Tuesday, August 17, 2010

Love Is Not A Four Letter Word

Love seems to be a topic that my friends and I talk about quite a lot. We don't have deep discussions about it, but it does seem to come up in our conversations quite a bit, whether it be because someone is in a new relationship and we're asking about it, or because someone is freshly single and we're comforting them. Either way, the topic of love is going to come up when you and your friends are single and actively engaged in the dating scene. It makes me wonder why the word 'love' is such a tender topic for some people.


You all know my thoughts on love, so I'm not going to get into that today. Well, at least not as in depth and poetic as I have in the past. I'm going to try to speak plainly today.


Most of my friends are in a relationship of some kind right now. I look at them and their significant other and I wonder if the two of them know how the other one feels about them. If one of them loves the other, have they told them? If they have, how did the other person respond? Was the feeling reciprocated? Or did the other person not really feel that way quite yet?


That brings me back to the word 'love' being such a tender topic for people. Why is it such a bad thing for someone to tell someone else that they love them? If you feel that you love someone, you should tell them. Not doing so could end up haunting you for the rest of your life. You'll be left with a 'what if' and there's nothing more maddening than having an unanswered question looming over you like the sword of Damocles. Just remember, the word 'love' isn't meant to be bandied about and said to just anyone. If you're going to tell someone you love them, I really hope that you mean it. Those four letters could be a turning point in your relationship and if you don't really mean them when you say them, it's probably going to lead to someone getting hurt, which you don't want.


I guess that I can see why someone wouldn't want to break out the 'L' word in a relationship. (No, I don't mean 'lesbian' or 'lesbians'.) When you tell someone that you love them you're putting yourself out on the edge and hoping that you don't fall. You can't go any higher than telling someone you love them. I suppose you could say that you really love them, but it all means the same thing. Anyway, it can be a bit scary making a huge leap like that in a relationship, especially if you're the first one to say it.


There are people on both ends of the spectrum.
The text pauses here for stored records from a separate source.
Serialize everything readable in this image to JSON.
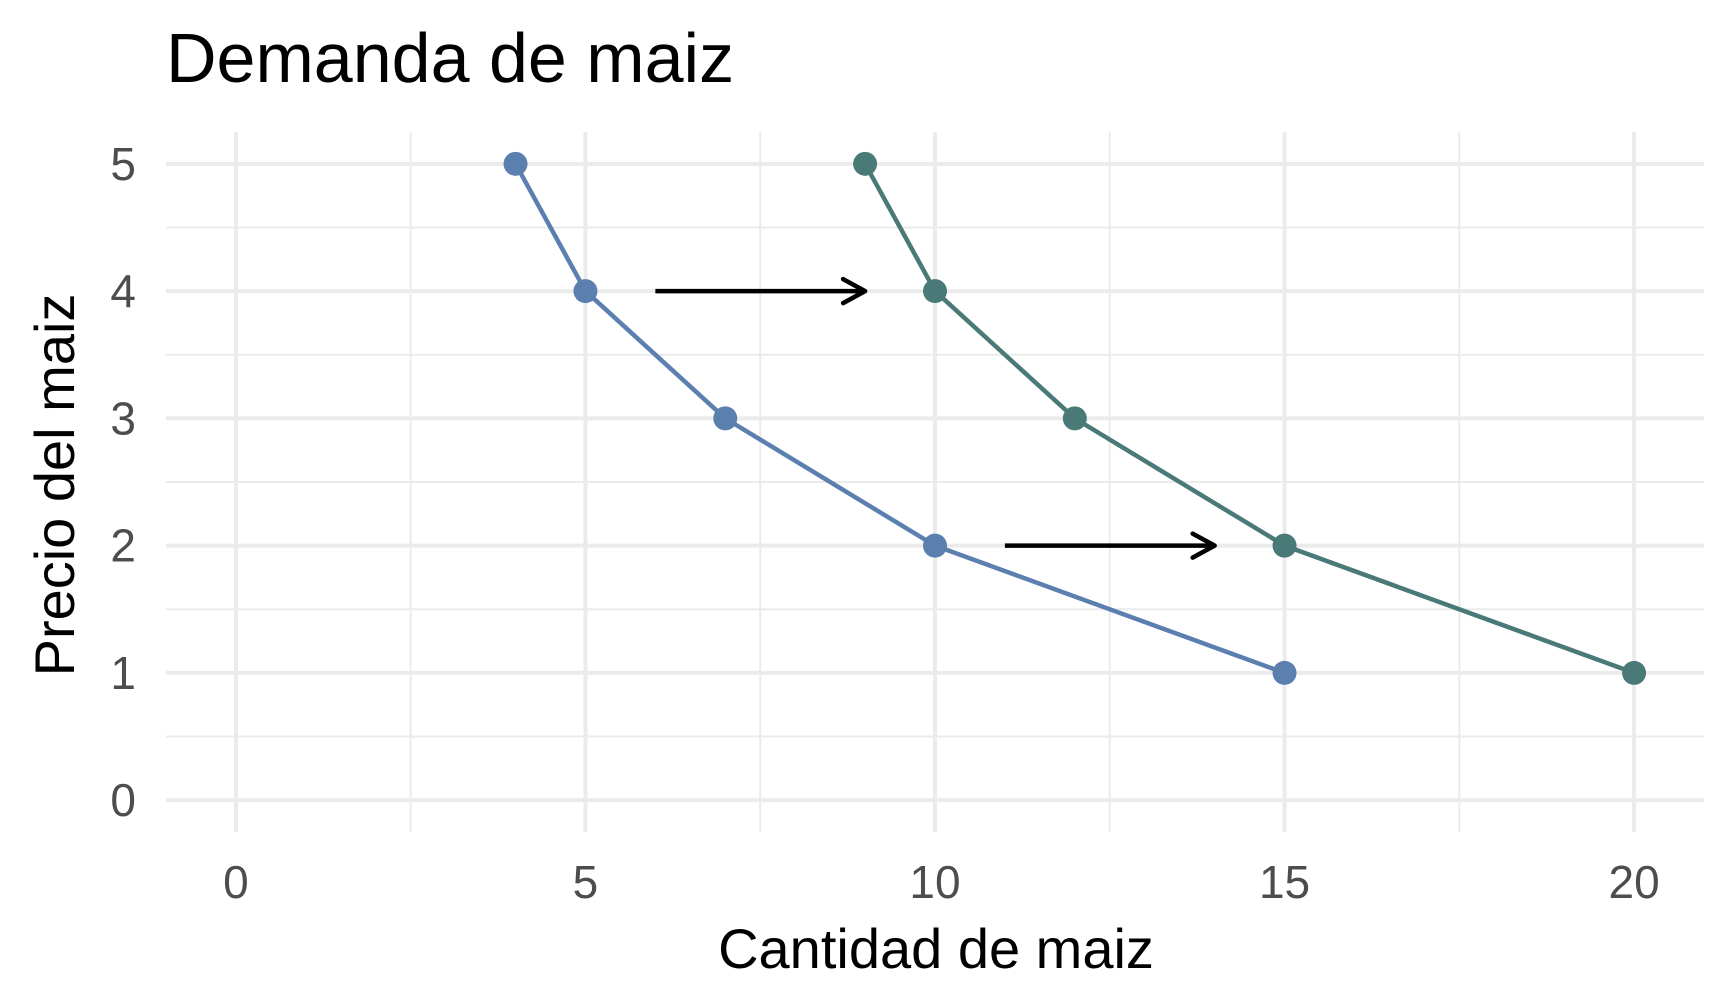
{
  "chart_data": {
    "type": "line",
    "title": "Demanda de maiz",
    "xlabel": "Cantidad de maiz",
    "ylabel": "Precio del maiz",
    "xlim": [
      -1,
      21
    ],
    "ylim": [
      -0.25,
      5.25
    ],
    "x_ticks": [
      "0",
      "5",
      "10",
      "15",
      "20"
    ],
    "y_ticks": [
      "0",
      "1",
      "2",
      "3",
      "4",
      "5"
    ],
    "grid": true,
    "legend": "none",
    "series": [
      {
        "color": "#5b7fae",
        "points": [
          {
            "x": 4,
            "y": 5
          },
          {
            "x": 5,
            "y": 4
          },
          {
            "x": 7,
            "y": 3
          },
          {
            "x": 10,
            "y": 2
          },
          {
            "x": 15,
            "y": 1
          }
        ]
      },
      {
        "color": "#4a7a78",
        "points": [
          {
            "x": 9,
            "y": 5
          },
          {
            "x": 10,
            "y": 4
          },
          {
            "x": 12,
            "y": 3
          },
          {
            "x": 15,
            "y": 2
          },
          {
            "x": 20,
            "y": 1
          }
        ]
      }
    ],
    "annotations": [
      {
        "type": "arrow",
        "x_from": 6,
        "x_to": 9,
        "y": 4,
        "color": "#000000"
      },
      {
        "type": "arrow",
        "x_from": 11,
        "x_to": 14,
        "y": 2,
        "color": "#000000"
      }
    ]
  }
}
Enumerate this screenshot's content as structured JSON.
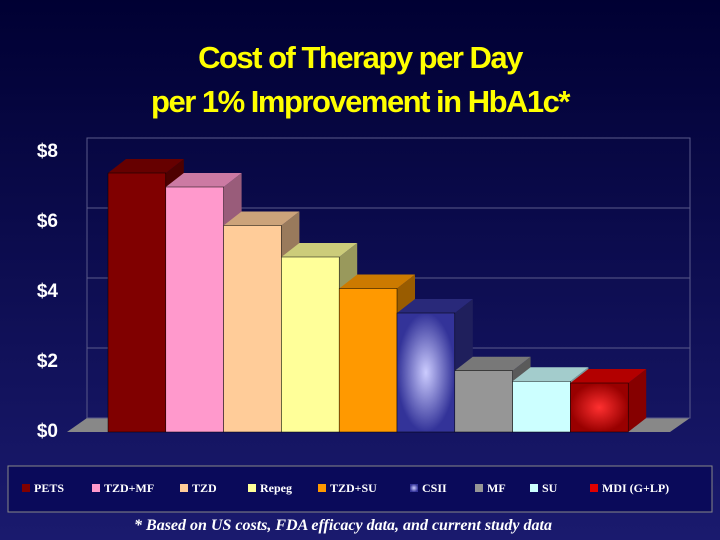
{
  "chart_data": {
    "type": "bar3d",
    "title": [
      "Cost of Therapy per Day",
      "per 1% Improvement in HbA1c*"
    ],
    "categories": [
      "PETS",
      "TZD+MF",
      "TZD",
      "Repeg",
      "TZD+SU",
      "CSII",
      "MF",
      "SU",
      "MDI (G+LP)"
    ],
    "values": [
      7.4,
      7.0,
      5.9,
      5.0,
      4.1,
      3.4,
      1.75,
      1.45,
      1.4
    ],
    "colors": [
      "#800000",
      "#ff99cc",
      "#ffcc99",
      "#ffff99",
      "#ff9900",
      "#333399",
      "#969696",
      "#ccffff",
      "#e00000"
    ],
    "ylim": [
      0,
      8
    ],
    "yticks": [
      {
        "value": 0,
        "label": "$0"
      },
      {
        "value": 2,
        "label": "$2"
      },
      {
        "value": 4,
        "label": "$4"
      },
      {
        "value": 6,
        "label": "$6"
      },
      {
        "value": 8,
        "label": "$8"
      }
    ],
    "grid": true,
    "legend": "bottom",
    "footnote": "* Based on US costs, FDA efficacy data, and current study data"
  }
}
There's the people that say 'I love you' early on in a relationship. Those are the people who I feel don't really mean it. I honestly don't think you can really love someone until you've been with them for a while, because you don't really know them that early on. You may really like that person, but it takes time to really love them. Then there's the people who wait to say it until they really feel it. They want to be sure of the feeling before they express it. They may know that they love someone early on, but they want to be sure that the feeling is right before they say it. In my opinion, those people are the smart ones. It's like I already said; when you say it and don't really mean it, someone is going to get hurt.


I guess I'll wrap this up now, although it doesn't feel like I really made a very definite point here. Oh well. I guess sometimes it's good to just ramble on about things. I'll leave you with a question or two: How many of you have told someone you loved them and meant it? How many of you have said it and not had it returned?